Tuberculosis in cattle herds are sentinels for Mycobacterium bovis infection in European badgers (Meles meles): the Irish Greenfield Study

In Ireland badgers are removed in response to tuberculosis (TB) breakdowns in cattle herds (focal culling). Prevalence studies, conducted using a detailed post mortem and bacteriological examination, showed that 36-50% of badgers were infected with Mycobacterium bovis. Focal culling forms part of the medium term national strategy for the control of bovine TB in cattle and is based on the premise that badgers in areas with herd breakdowns have a higher prevalence of infection than the badger population at large. However, the hypothesis that cattle can be used as sentinels for infection in the badger population has never been formally tested. In this study we tested the hypothesis by determining the infection prevalence in badgers in areas where there had been historically, a consistently low prevalence of infection in cattle. Low cattle TB prevalence areas were defined as those herds with ≤ 2 standard reactors in the annual round of skin testing over the preceding 5 years (Greenfield sites).
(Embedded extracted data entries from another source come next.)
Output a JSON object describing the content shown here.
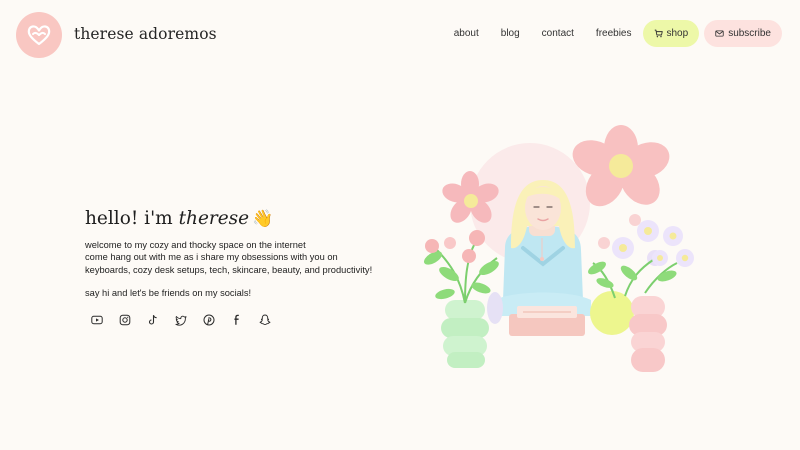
{
  "header": {
    "logo_icon": "heart-hands-icon",
    "site_title": "therese adoremos",
    "nav": [
      {
        "label": "about"
      },
      {
        "label": "blog"
      },
      {
        "label": "contact"
      },
      {
        "label": "freebies"
      }
    ],
    "shop": {
      "label": "shop",
      "icon": "cart-icon"
    },
    "subscribe": {
      "label": "subscribe",
      "icon": "mail-icon"
    }
  },
  "hero": {
    "greeting_prefix": "hello! i'm",
    "greeting_name": "therese",
    "greeting_emoji": "👋",
    "intro_lines": [
      "welcome to my cozy and thocky space on the internet",
      "come hang out with me as i share my obsessions with you on",
      "keyboards, cozy desk setups, tech, skincare, beauty, and productivity!"
    ],
    "socials_text": "say hi and let's be friends on my socials!",
    "social_icons": [
      "youtube-icon",
      "instagram-icon",
      "tiktok-icon",
      "twitter-icon",
      "pinterest-icon",
      "facebook-icon",
      "snapchat-icon"
    ]
  },
  "colors": {
    "background": "#fdfaf6",
    "logo_pink": "#f9c7c2",
    "shop_green": "#edf8a8",
    "subscribe_pink": "#fde2df"
  }
}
Using GIS, and adjusting for variation in land use, previous culling and cattle density, 198 Greenfield sites were identified and surveyed, and 138 areas with badger setts or signs of badger activity were identified. A single badger was removed from 87 sites and all were examined using detailed post mortem and bacteriological procedures. A prevalence of M. bovis infection of 14.9% was found in the Greenfield site badgers. This prevalence was significantly lower (P<0.001) than in badgers removed during focal culling (36.6%). The results validate the use of cattle as sentinels for TB in badgers and support the medium term national strategy for the control of bovine TB. The geographic variation in M. bovis infection prevalence in the Irish badger populations will be used when devising strategies for the incorporation of badger vaccination into the long term bovine TB control programme.